First of all, it should be said that Ventspils Freeport already works a lot to improve infrastructure, which is commendable. Nevertheless, it should be added that infrastructure alone is not enough – a lot depends on the capabilities of stevedores to attract cargoes. But in order for businessmen to attract said cargoes, they require specific tools. It is not enough to say we have a good port and well-ordered infrastructure, because the first thing cargo owners ask is: how much will it cost me? If our price is not competitive enough and higher than the price offered by Riga or Klaipeda port, we lose. Nevertheless, there are matters in which the municipality could have gotten involved in a long time ago.
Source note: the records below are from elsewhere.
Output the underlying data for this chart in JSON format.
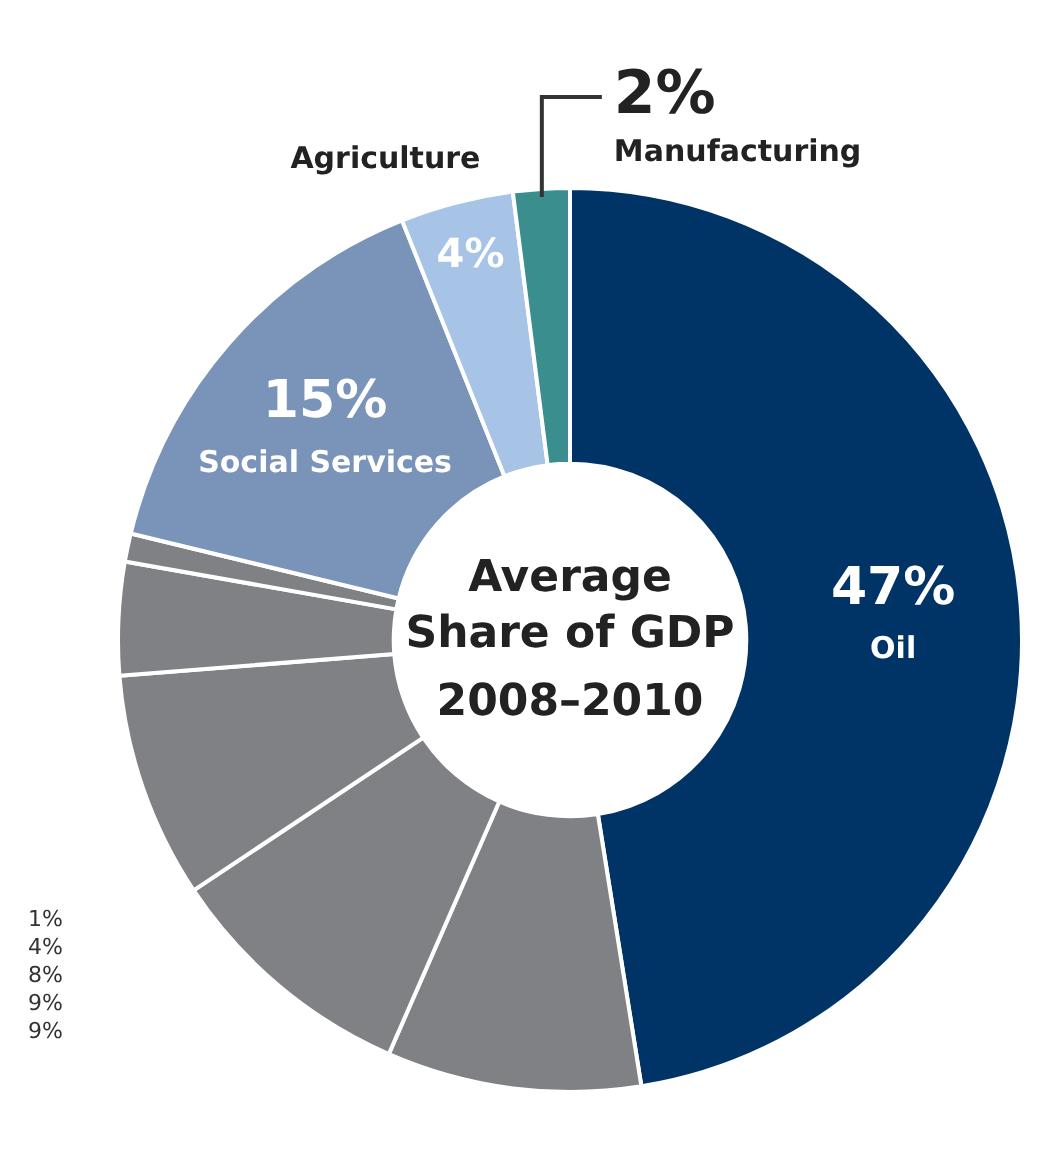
{
  "chart_data": {
    "type": "donut",
    "title": "Average Share of GDP",
    "subtitle": "2008–2010",
    "categories": [
      "Oil",
      null,
      null,
      null,
      null,
      null,
      "Social Services",
      "Agriculture",
      "Manufacturing"
    ],
    "values": [
      47,
      9,
      9,
      8,
      4,
      1,
      15,
      4,
      2
    ],
    "colors": [
      "#003366",
      "#808184",
      "#808184",
      "#808184",
      "#808184",
      "#808184",
      "#7a93b8",
      "#a7c3e6",
      "#3b8e8e"
    ],
    "value_labels": [
      "47%",
      null,
      null,
      null,
      null,
      null,
      "15%",
      "4%",
      "2%"
    ],
    "annotations": [
      "1%",
      "4%",
      "8%",
      "9%",
      "9%"
    ],
    "legend": false
  }
}
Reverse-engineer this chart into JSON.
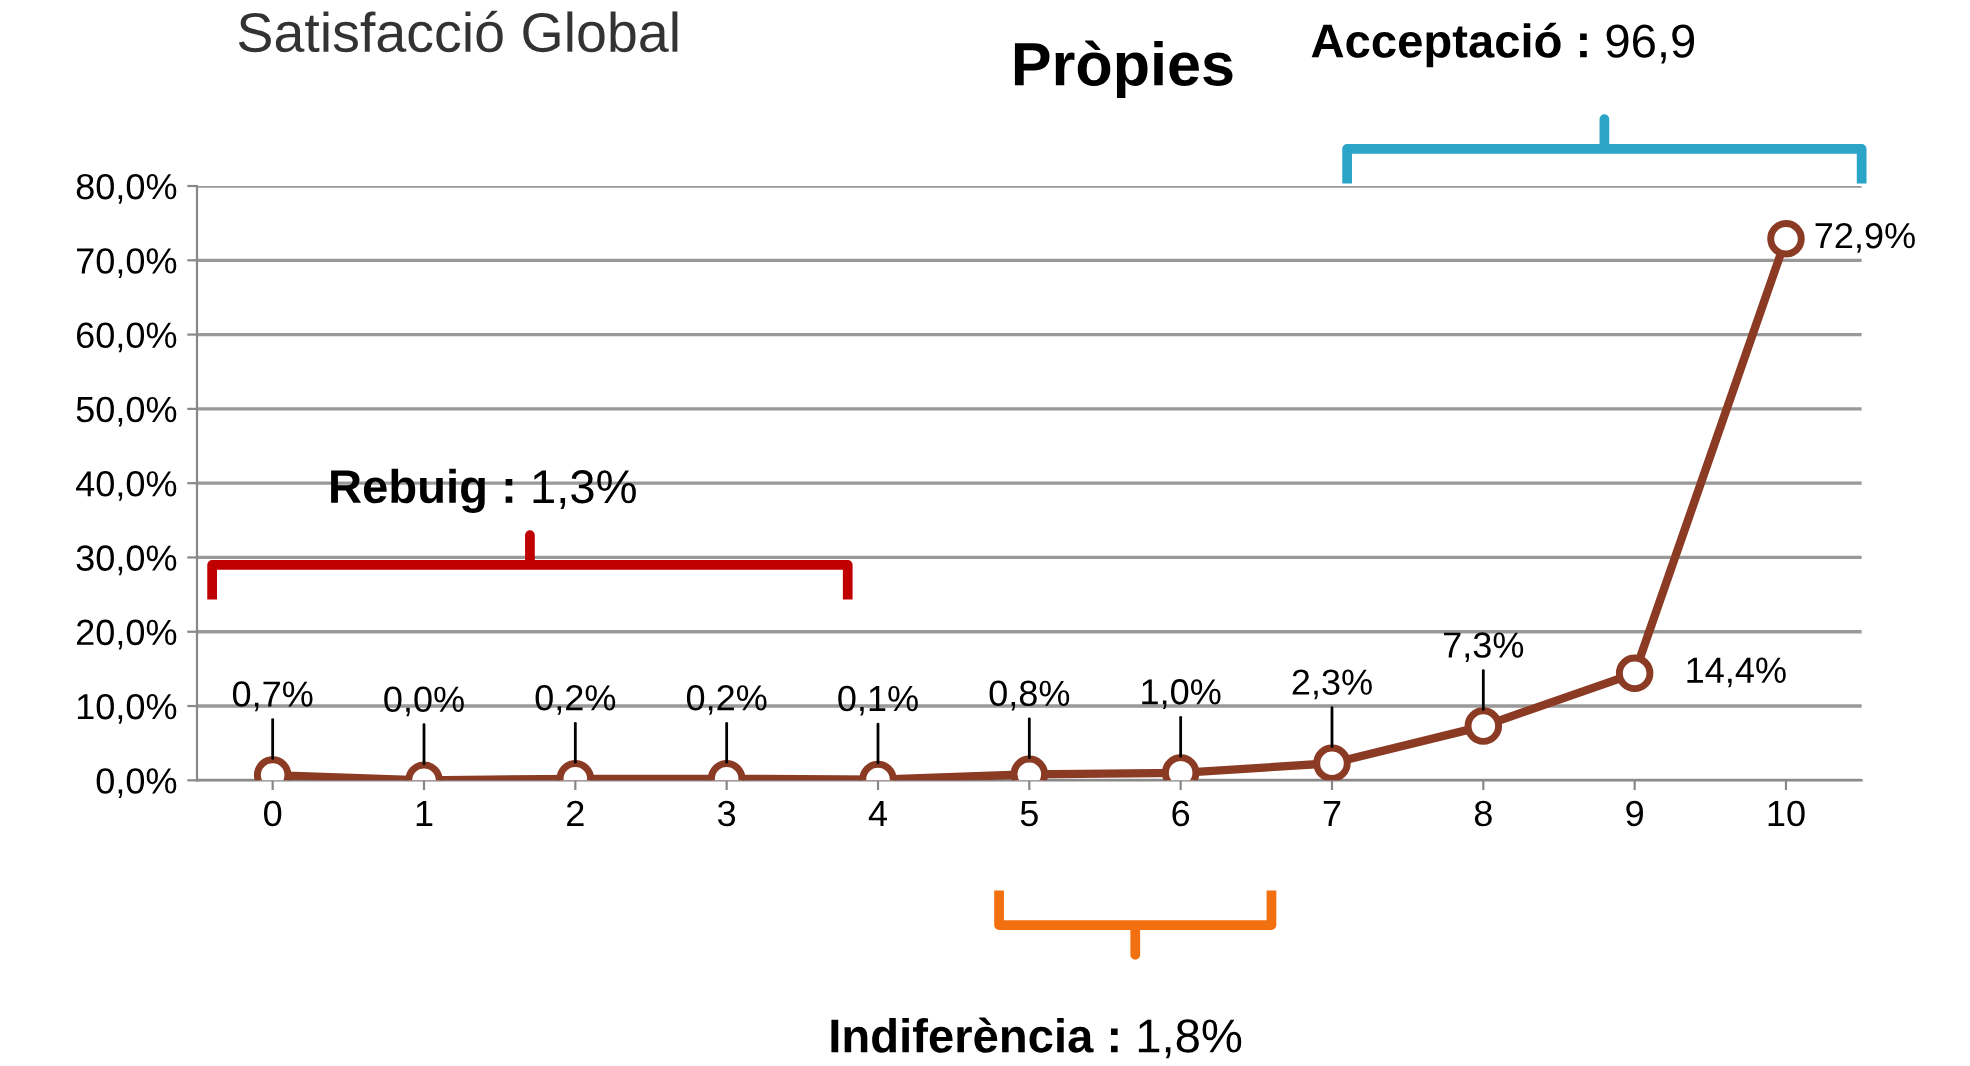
{
  "chart_data": {
    "type": "line",
    "title": "Pròpies",
    "subtitle": "Satisfacció Global",
    "categories": [
      "0",
      "1",
      "2",
      "3",
      "4",
      "5",
      "6",
      "7",
      "8",
      "9",
      "10"
    ],
    "series": [
      {
        "color": "#8b3a24",
        "values": [
          0.7,
          0.0,
          0.2,
          0.2,
          0.1,
          0.8,
          1.0,
          2.3,
          7.3,
          14.4,
          72.9
        ],
        "value_labels": [
          "0,7%",
          "0,0%",
          "0,2%",
          "0,2%",
          "0,1%",
          "0,8%",
          "1,0%",
          "2,3%",
          "7,3%",
          "14,4%",
          "72,9%"
        ]
      }
    ],
    "ylim": [
      0,
      80
    ],
    "yticks": [
      {
        "value": 0,
        "label": "0,0%"
      },
      {
        "value": 10,
        "label": "10,0%"
      },
      {
        "value": 20,
        "label": "20,0%"
      },
      {
        "value": 30,
        "label": "30,0%"
      },
      {
        "value": 40,
        "label": "40,0%"
      },
      {
        "value": 50,
        "label": "50,0%"
      },
      {
        "value": 60,
        "label": "60,0%"
      },
      {
        "value": 70,
        "label": "70,0%"
      },
      {
        "value": 80,
        "label": "80,0%"
      }
    ],
    "grid": "y",
    "marker": "circle",
    "line_style": "solid",
    "legend": false,
    "annotations": [
      "Rebuig : 1,3%",
      "Acceptació : 96,9",
      "Indiferència : 1,8%"
    ]
  }
}
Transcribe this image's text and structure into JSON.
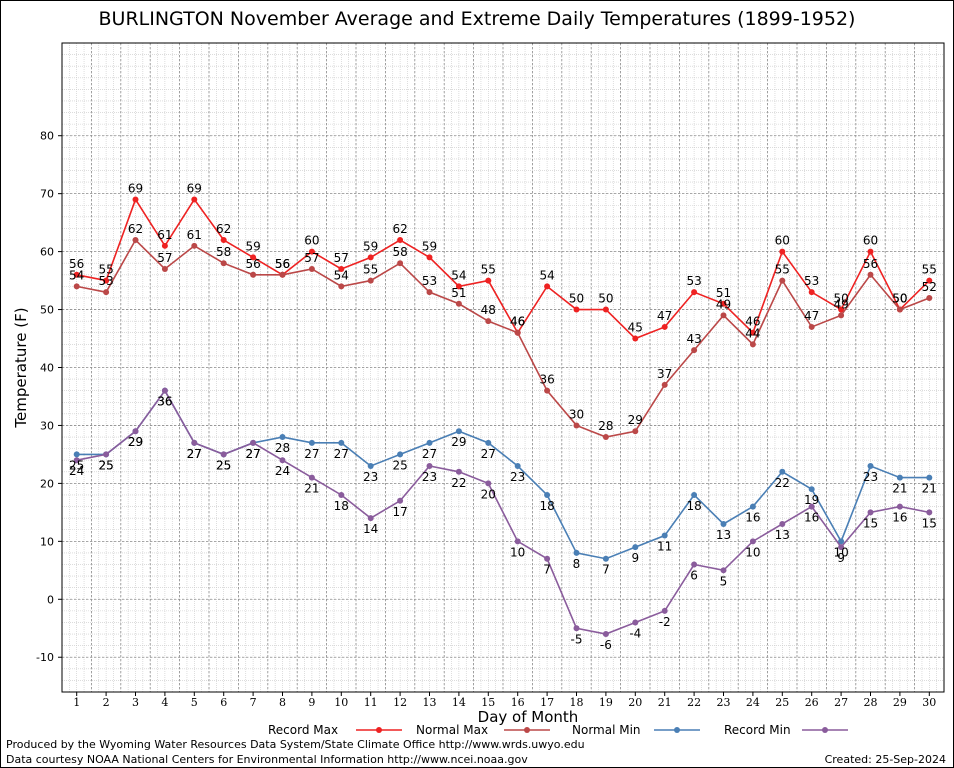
{
  "chart_data": {
    "type": "line",
    "title": "BURLINGTON November Average and Extreme Daily Temperatures (1899-1952)",
    "xlabel": "Day of Month",
    "ylabel": "Temperature (F)",
    "x": [
      1,
      2,
      3,
      4,
      5,
      6,
      7,
      8,
      9,
      10,
      11,
      12,
      13,
      14,
      15,
      16,
      17,
      18,
      19,
      20,
      21,
      22,
      23,
      24,
      25,
      26,
      27,
      28,
      29,
      30
    ],
    "xlim": [
      0.5,
      30.5
    ],
    "ylim": [
      -16,
      96
    ],
    "yticks": [
      -10,
      0,
      10,
      20,
      30,
      40,
      50,
      60,
      70,
      80
    ],
    "grid": true,
    "legend_position": "bottom",
    "series": [
      {
        "name": "Record Max",
        "color": "#ee2222",
        "values": [
          56,
          55,
          69,
          61,
          69,
          62,
          59,
          56,
          60,
          57,
          59,
          62,
          59,
          54,
          55,
          46,
          54,
          50,
          50,
          45,
          47,
          53,
          51,
          46,
          60,
          53,
          50,
          60,
          50,
          55
        ]
      },
      {
        "name": "Normal Max",
        "color": "#bb4848",
        "values": [
          54,
          53,
          62,
          57,
          61,
          58,
          56,
          56,
          57,
          54,
          55,
          58,
          53,
          51,
          48,
          46,
          36,
          30,
          28,
          29,
          37,
          43,
          49,
          44,
          55,
          47,
          49,
          56,
          50,
          52
        ]
      },
      {
        "name": "Normal Min",
        "color": "#4a7fb5",
        "values": [
          25,
          25,
          29,
          36,
          27,
          25,
          27,
          28,
          27,
          27,
          23,
          25,
          27,
          29,
          27,
          23,
          18,
          8,
          7,
          9,
          11,
          18,
          13,
          16,
          22,
          19,
          10,
          23,
          21,
          21
        ]
      },
      {
        "name": "Record Min",
        "color": "#8a5c9c",
        "values": [
          24,
          25,
          29,
          36,
          27,
          25,
          27,
          24,
          21,
          18,
          14,
          17,
          23,
          22,
          20,
          10,
          7,
          -5,
          -6,
          -4,
          -2,
          6,
          5,
          10,
          13,
          16,
          9,
          15,
          16,
          15
        ]
      }
    ]
  },
  "footer": {
    "produced": "Produced by the Wyoming Water Resources Data System/State Climate Office http://www.wrds.uwyo.edu",
    "courtesy": "Data courtesy NOAA National Centers for Environmental Information http://www.ncei.noaa.gov",
    "created": "Created:  25-Sep-2024"
  }
}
This includes, for example, technical improvements of the railway in Ventspils’ direction. Establishing so-called pockets that would allow the railway to carry longer trains and reduce costs, fuel consumption and negative impact on environment. Modernization of the railway line is the responsibility of LDz. However, Ventspils City Council is influential enough to initiate the resolution of this matter on Transport Ministry’s level. Why this matter has not yet been resolved, I do not know. You can say that modernization of the railway line would require significant financial resources, but I believe it would be easy to attract finances from EU funds for such a project.
BATL has urged the government to review tariffs for Ventspils and Liepaja directions since 2014. It is clear that equalizing tariffs would benefit Ventspils and its residents. However, one of the most influential municipalities in Latvia pretends as though there is no problem. Even prior to 16+1 summit I wrote to the government about the need to create a unified transit corridor and tariff. I did receive a response expressing support for this idea from Liepaja. Ventspils said no.
Of course, the municipal government cannot affect the freeport’s work directly. But the city’s administration can contribute to the freeport’s and infrastructure’s development. There are representatives of the municipality in the freeport’s authority. Their decisions can affect infrastructure quality and accessibility, as well as port development matters. The municipality should not create any obstacles to impede the work of companies at the port. There has to be balance between interests of the city and the freeport.
Perhaps the city’s industrialization is more important than the port’s development? New factories, new jobs and new investments…
I do not agree that Ventspils will successfully replace transit with industrialization. Before it is possible to bet everything on industrialization, there has to be a very accurate long-term calculation of costs and benefits. Ventspils already has multiple factories. The question is – how much to they contribute to the budget? Factories can be and should be developed. But we do need to decide first what we want to produce and what will be the added value of those products. I have only one question – how will Ventspils’ residents and the region benefit from it?